Texas Small Business Development Centers (SBDC)

This network consists of centers located throughout all parts of Texas. SBDCs offer free business consulting and training for every stage of business development, including writing a business plan, seeking financing and expanding into new markets.

SBDCs in Texas are run by four universities, each of which covers a region of the state:

  • Texas Tech University (Northwest Texas)
  • University of Texas at San Antonio (Southwest Texas Border)
  • Dallas County Community College District (North Texas)
  • University of Houston (Texas Gulf Coast)

Each of these regions has local offices to help people throughout the state get access. You can use the site’s office search tool to find your local SBDC.


SCORE is a nonprofit association that matches up volunteer business counselors with small business owners around the U.S. The organization provides a wealth of useful business and entrepreneurship advice and information on its website.

Women’s Business Centers (WBC)

This national network of more than 100 centers around the country is focused on helping women establish and grow small businesses. The SBA’s locator site allows you to seek out the Women’s Business Center closest to you.

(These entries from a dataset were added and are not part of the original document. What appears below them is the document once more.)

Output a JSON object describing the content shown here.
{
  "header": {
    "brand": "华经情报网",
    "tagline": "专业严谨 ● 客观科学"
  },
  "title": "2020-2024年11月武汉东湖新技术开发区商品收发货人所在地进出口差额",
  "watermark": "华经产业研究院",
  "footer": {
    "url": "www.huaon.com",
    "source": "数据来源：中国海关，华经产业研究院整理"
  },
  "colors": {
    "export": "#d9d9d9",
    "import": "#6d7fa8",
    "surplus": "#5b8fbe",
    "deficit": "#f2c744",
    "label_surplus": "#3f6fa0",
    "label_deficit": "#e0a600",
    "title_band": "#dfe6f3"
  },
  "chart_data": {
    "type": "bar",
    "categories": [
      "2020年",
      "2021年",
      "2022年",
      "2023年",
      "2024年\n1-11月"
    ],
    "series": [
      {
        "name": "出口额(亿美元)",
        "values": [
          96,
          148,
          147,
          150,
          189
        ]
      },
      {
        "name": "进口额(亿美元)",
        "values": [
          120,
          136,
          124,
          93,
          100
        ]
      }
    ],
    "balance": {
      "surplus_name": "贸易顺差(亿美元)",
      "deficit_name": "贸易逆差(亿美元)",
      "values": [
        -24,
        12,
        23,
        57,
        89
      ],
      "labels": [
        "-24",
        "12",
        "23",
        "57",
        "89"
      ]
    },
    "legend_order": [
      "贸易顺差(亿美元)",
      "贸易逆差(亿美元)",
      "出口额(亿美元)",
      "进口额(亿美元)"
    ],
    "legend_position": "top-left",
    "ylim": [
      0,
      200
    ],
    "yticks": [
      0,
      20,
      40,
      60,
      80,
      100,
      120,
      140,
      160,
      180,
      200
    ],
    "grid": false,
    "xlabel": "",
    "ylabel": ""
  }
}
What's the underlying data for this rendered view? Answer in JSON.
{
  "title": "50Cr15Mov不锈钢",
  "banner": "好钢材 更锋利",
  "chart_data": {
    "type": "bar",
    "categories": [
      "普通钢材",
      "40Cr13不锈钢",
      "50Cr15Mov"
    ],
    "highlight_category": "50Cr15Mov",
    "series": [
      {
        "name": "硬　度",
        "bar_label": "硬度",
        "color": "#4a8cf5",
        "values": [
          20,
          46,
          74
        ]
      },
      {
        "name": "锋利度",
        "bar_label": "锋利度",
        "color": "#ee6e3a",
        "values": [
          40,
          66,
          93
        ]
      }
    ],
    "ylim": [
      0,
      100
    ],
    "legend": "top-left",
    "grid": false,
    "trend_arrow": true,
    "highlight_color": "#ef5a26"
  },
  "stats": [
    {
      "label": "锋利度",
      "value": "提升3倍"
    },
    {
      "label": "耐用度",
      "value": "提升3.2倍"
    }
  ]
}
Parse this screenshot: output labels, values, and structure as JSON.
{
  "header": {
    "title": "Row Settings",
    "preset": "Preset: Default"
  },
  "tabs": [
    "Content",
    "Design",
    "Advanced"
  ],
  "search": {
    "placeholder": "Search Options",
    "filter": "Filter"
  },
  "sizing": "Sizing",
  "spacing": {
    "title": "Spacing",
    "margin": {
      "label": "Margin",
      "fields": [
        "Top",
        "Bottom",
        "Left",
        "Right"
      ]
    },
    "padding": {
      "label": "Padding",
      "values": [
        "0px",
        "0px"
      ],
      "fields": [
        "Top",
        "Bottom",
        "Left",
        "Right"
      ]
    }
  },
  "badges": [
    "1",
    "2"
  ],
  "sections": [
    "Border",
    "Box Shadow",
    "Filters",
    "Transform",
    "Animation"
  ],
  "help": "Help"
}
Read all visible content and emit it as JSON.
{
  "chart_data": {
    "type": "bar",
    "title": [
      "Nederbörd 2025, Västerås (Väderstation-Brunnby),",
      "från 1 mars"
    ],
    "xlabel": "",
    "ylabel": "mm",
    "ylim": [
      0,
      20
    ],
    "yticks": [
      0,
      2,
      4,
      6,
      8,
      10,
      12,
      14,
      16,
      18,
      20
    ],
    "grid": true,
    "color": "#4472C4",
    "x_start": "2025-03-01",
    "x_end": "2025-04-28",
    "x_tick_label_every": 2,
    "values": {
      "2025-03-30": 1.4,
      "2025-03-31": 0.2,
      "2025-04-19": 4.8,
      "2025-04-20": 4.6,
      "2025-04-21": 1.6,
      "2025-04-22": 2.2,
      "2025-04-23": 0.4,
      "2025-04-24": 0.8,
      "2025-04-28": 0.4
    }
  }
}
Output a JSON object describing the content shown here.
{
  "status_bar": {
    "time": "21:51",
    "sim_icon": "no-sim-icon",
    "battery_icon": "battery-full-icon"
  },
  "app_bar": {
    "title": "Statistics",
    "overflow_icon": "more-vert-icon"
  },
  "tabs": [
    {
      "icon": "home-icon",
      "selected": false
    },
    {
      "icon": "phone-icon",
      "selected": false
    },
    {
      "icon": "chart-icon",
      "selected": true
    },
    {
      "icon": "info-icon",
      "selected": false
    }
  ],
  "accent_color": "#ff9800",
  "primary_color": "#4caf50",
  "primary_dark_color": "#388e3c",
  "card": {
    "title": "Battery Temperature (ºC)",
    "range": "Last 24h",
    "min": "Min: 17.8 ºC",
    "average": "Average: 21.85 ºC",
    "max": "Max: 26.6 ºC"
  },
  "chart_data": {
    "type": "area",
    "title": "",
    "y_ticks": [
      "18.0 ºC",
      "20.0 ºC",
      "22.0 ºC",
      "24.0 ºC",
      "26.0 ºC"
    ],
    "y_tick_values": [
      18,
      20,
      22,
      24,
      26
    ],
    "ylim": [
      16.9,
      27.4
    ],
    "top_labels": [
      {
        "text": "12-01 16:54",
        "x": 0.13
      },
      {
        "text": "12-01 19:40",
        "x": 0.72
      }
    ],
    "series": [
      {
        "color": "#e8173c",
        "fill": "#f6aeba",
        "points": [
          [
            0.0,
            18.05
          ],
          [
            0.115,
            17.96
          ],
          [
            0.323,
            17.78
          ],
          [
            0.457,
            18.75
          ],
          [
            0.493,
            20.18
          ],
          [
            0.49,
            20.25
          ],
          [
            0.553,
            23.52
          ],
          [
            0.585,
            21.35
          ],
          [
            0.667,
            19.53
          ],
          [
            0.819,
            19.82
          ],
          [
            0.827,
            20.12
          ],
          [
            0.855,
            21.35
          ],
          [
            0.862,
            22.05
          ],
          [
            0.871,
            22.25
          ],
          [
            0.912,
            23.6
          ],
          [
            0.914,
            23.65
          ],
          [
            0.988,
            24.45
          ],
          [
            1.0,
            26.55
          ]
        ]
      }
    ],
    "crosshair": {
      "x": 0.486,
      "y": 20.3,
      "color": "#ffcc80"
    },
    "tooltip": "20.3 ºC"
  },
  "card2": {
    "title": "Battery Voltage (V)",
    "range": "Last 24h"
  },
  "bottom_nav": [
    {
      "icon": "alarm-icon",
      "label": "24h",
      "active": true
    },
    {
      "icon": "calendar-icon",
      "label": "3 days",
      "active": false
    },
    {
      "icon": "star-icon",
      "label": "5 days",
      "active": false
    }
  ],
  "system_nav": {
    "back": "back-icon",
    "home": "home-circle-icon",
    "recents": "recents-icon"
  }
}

U.S. Export Assistance Centers (USEAC)

USEACs are a network of trade professionals who provide counseling and other assistance to help small and midsize businesses around the U.S. export their products and services. There are multiple USEACs in Texas to help the state’s business owners learn about exporting.

Veterans Business Outreach Centers (VBOC)

VBOCs offer resources like business training, counseling and referrals to transitioning service members, veterans, National Guard and Reserve members and military spouses who want help with founding or growing a small business. You can use the SBA’s locator site to find an office near you.

Historically Underutilized Business Certification Program (HUB)

This program certifies HUB businesses as those that are at least 51% owned by an Asian Pacific American, Black American, Hispanic American, Native American, American woman or service-rendered disabled veteran. It requires all Texas state agencies to prioritize HUBs for contracting for construction services or commodity purchases.

Disadvantaged Business Enterprise Program (DBE)

The DBE program prioritizes small, minority and women-owned companies to do business with the Texas Department of Transportation (TxDOT) and other agencies that get funding from the U.S. Department of Transportation.

How to get a business loan in Texas

The process of obtaining a business loan in Texas will depend on which lender you are approaching. Most lenders will allow you to apply online, though in the case of traditional banks and credit unions, you can also apply in person at a branch.

If you are applying for a loan online, you will need to provide information about your business and yourself, including your:

  • Name and contact information
  • Social Security Number and/or Employer Identification Number (EIN)
  • Business name and location
  • Financial information for your business, such as average balance in bank accounts, total debt, monthly debt payments and revenue

The bank may contact you for more comprehensive information as it processes your application. If you’re worried that you may not be approved, consider using a cosigner to secure your loan. A cosigner is another party who agrees to be responsible for the payment of the loan, a prospect that reduces the financial institution’s risk in lending to you and makes your application more likely to be approved. You could also put up collateral to secure the loan, which could make it easier to secure a loan at a lower rate.

Once you’re approved, the bank will send you information about the proposed loan, and you can accept the terms and receive the funding. This can happen very quickly — sometimes within a day with some online lenders. The process for other sources of financing, especially SBA loans, will typically take longer.